Não foi fácil responder a esse argumento. Mas os oponentes de Ário
sustentaram com tenacidade a crença cristã tradicional de que o Logos é divino
e compartilha da própria natureza de Deus por toda a eternidade, mas não
souberam explicar exatamente a encarnação do Logos na humanidade. Mas Ário
exigiu que a igreja o fizesse dentro dos limites da compreensão humana.
Talvez o conflito de Ário e Alexandre fosse inevitável, devido
Ário ter sido treinado em Antioquia antes de chegar na cidade egípcia. Um dos
seus deveres, após ter sido ordenado em 311, foi dirigir a escola exegética,
que era uma escola de interpretação bíblica para sacerdotes e leigos cristãos
que quisessem ensinar.
Ário era uma pessoa carismática e atraiu tantos seguidores devotos
que, quando desafiou abertamente o bispo Alexandre a respeito da sua teologia
sobre Cristo e a Trindade, muitos tomaram seu partido. Acusou Alexandre de
negar a verdadeira humanidade de Jesus Cristo e de promover a heresia
sabeliana. Levando a questão mais adiante, começou a ensinar aos cristãos
alexandrinos que o Logos era uma criatura e não um ser igual ao Pai. Disse que
a diferença entre o Filho e o Pai estava no fato deste ser eterno e imutável e
aquele ter sido criado antes do mundo e era passível de mudança e de
sofrimento. Apelou às passagens bíblicas nos Profetas e Apóstolos que dizem que
o Verbo de Deus (Logos) está sujeito a Deus e que Jesus Cristo é submisso ao
Pai.
Aparentemente Ário está correto em seu modo de pensar.
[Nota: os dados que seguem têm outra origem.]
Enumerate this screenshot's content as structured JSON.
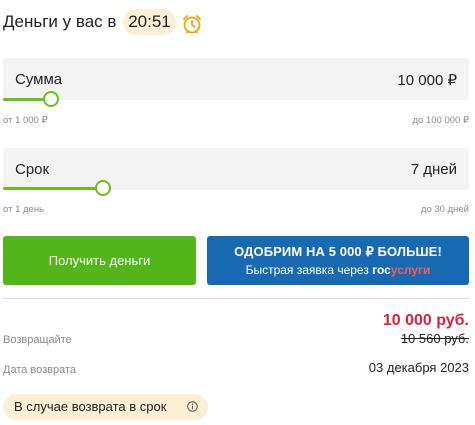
{
  "header": {
    "label": "Деньги у вас в",
    "time": "20:51",
    "alarm_icon": "alarm-clock-icon",
    "alarm_color": "#f0a500"
  },
  "amount": {
    "label": "Сумма",
    "value": "10 000 ₽",
    "min_hint": "от 1 000 ₽",
    "max_hint": "до 100 000 ₽",
    "position_fraction": 0.1
  },
  "term": {
    "label": "Срок",
    "value": "7 дней",
    "min_hint": "от 1 день",
    "max_hint": "до 30 дней",
    "position_fraction": 0.21
  },
  "buttons": {
    "get_money": "Получить деньги",
    "promo_line1": "ОДОБРИМ НА 5 000 ₽ БОЛЬШЕ!",
    "promo_line2_prefix": "Быстрая заявка через ",
    "promo_gos": "гос",
    "promo_uslugi": "услуги"
  },
  "return": {
    "label": "Возвращайте",
    "new_amount": "10 000 руб.",
    "old_amount": "10 560 руб.",
    "date_label": "Дата возврата",
    "date_value": "03 декабря 2023"
  },
  "info": {
    "label": "В случае возврата в срок",
    "icon": "info-icon"
  },
  "colors": {
    "accent_green": "#52b51a",
    "slider_green": "#6bbf1f",
    "promo_blue": "#1769b2",
    "price_red": "#e01e3c",
    "pill_bg": "#faf0d6"
  }
}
Mais
adiante veremos as respostas às suas intrigantes questões. Para o momento,
deixamos aqui para reflexão, as palavras do Senhor Jesus: “Disse-lhe Jesus: Estou
há tanto tempo convosco, e não me tendes conhecido, Filipe? Quem me vê a mim vê
o Pai; e como dizes tu: Mostra-nos o Pai? Não crês tu que eu estou no Pai, e
que o Pai está em mim? As palavras que eu vos digo não as digo de mim mesmo,
mas o Pai, que está em mim, é quem faz as obras”. (Jo 14:9-10).
Que o Senhor nos abençoe e nos guarde.